Question: The image of an ellipse \[4{x^2} + 9{y^2} = 36\] in the line \[x + y - 1 = 0\] is A) \[\dfrac{{{{\...

Question

The image of an ellipse $4{x^2} + 9{y^2} = 36$ in the line $x + y - 1 = 0$ is
A) $\dfrac{{{{\left( {x + 1} \right)}^2}}}{4} + \dfrac{{{{\left( {y + 1} \right)}^2}}}{9} = 1$
B) $\dfrac{{{{\left( {x - 1} \right)}^2}}}{9} + \dfrac{{{{\left( {y - 1} \right)}^2}}}{4} = 1$
C) $\dfrac{{{{\left( {x - 1} \right)}^2}}}{4} + \dfrac{{{{\left( {y - 1} \right)}^2}}}{9} = 1$
D) $\dfrac{{{{\left( {x + 1} \right)}^2}}}{9} + \dfrac{{{{\left( {y + 1} \right)}^2}}}{4} = 1$

Answer 1

Solution

Here we will firstly convert the given equation of ellipse into the general equation of ellipse. Then we will assume the coordinates of the mirror image of the center of the ellipse on the given line. From this we will get the equation of the image of the ellipse. We will then find the coordinates of the mirror image of the center of the ellipse on the line by using the basic concept of lines. Further we will put the coordinates in the equation of the image of the ellipse.

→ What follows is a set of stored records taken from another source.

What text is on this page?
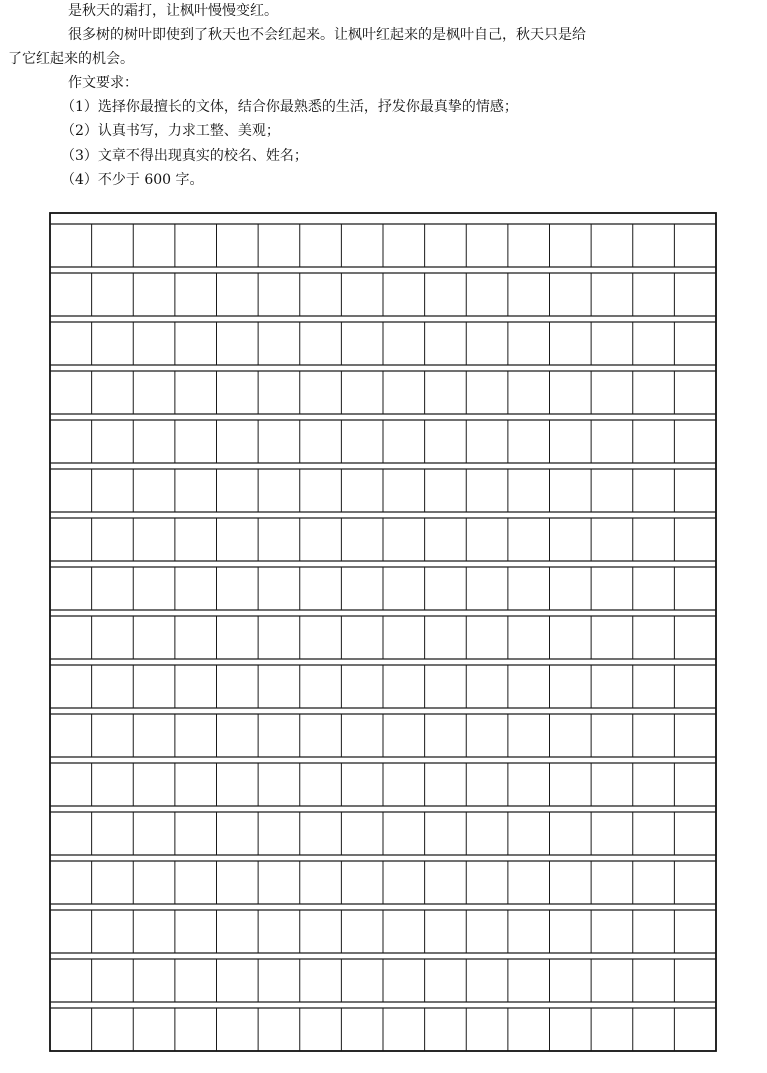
是秋天的霜打，让枫叶慢慢变红。
很多树的树叶即使到了秋天也不会红起来。让枫叶红起来的是枫叶自己，秋天只是给
了它红起来的机会。
作文要求：
（1）选择你最擅长的文体，结合你最熟悉的生活，抒发你最真挚的情感；
（2）认真书写，力求工整、美观；
（3）文章不得出现真实的校名、姓名；
（4）不少于 600 字。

Complete step by step solution:
First, we will convert the equation $4{x^2} + 9{y^2} = 36$ into the general form of the ellipse. So, we get
$\dfrac{{{x^2}}}{9} + \dfrac{{{y^2}}}{4} = 1$
It is given that the image of the ellipse is in the line $x + y - 1 = 0$ . Let $\left( {h,k} \right)$ be the coordinates of the mirror image of the center of the ellipse on the line.
Therefore, the equation of the image of the ellipse will be,
$\dfrac{{{{\left( {x - h} \right)}^2}}}{4} + \dfrac{{{{\left( {y - k} \right)}^2}}}{9} = 1$ ………………… $\left( 1 \right)$

Now we know that the midpoint of both the centers i.e. $\left( {0,0} \right)$ and $\left( {h,k} \right)$ lies on the line $x + y - 1 = 0$ and the coordinates of the midpoint of the centers is $\left( {\dfrac{{h + 0}}{2},\dfrac{{k + 0}}{2}} \right) = \left( {\dfrac{h}{2},\dfrac{k}{2}} \right)$ . So, this coordinate must satisfy the line equation. Therefore, we get
$\Rightarrow \dfrac{h}{2} + \dfrac{k}{2} - 1 = 0$
$\Rightarrow \dfrac{h}{2} + \dfrac{k}{2} = 1$
On taking LCM and cross multiplying the terms, we get
$\Rightarrow h + k = 2$ ………………… $\left( 2 \right)$
We know that the line joining the centers is perpendicular to the given line. Therefore, we get
$\Rightarrow \dfrac{{k - 0}}{{h - 0}} = 1$
Simplifying the expression, we get
$\Rightarrow k = h$ ………………… $\left( 3 \right)$
So, from the equation $\left( 2 \right)$ and equation $\left( 3 \right)$ we get
$\Rightarrow h + h = 2$
$\Rightarrow 2h = 2$
Dividing both sides by 2, we get
$\Rightarrow h = 1$
$\Rightarrow h = k = 1$
Now we get the value of the point $\left( {h,k} \right)$ as $\left( {1,1} \right)$ . So, we will put this value in the equation of the image of the ellipse i.e. equation $\left( 1 \right)$ . So, we get
$\dfrac{{{{\left( {x - 1} \right)}^2}}}{4} + \dfrac{{{{\left( {y - 1} \right)}^2}}}{9} = 1$

Hence, option C is the correct option.

Note:
Here we have to keep in mind that in case of an ellipse the sum of the focal distances of any point on an ellipse is equal to its major axis. Ellipse is an oval type shape which has a minor and major axis.
The basic equation of the ellipse is $\dfrac{{{x^2}}}{{{a^2}}} + \dfrac{{{y^2}}}{{{b^2}}} = 1$ , where $a$ is the distance of the end of major axis from the center and $b$ is the distance of the end of minor axis from the center.
We need to keep in mind that If any curve or line passes through a point then the value of the coordinate of the point always satisfies the equation of the curve.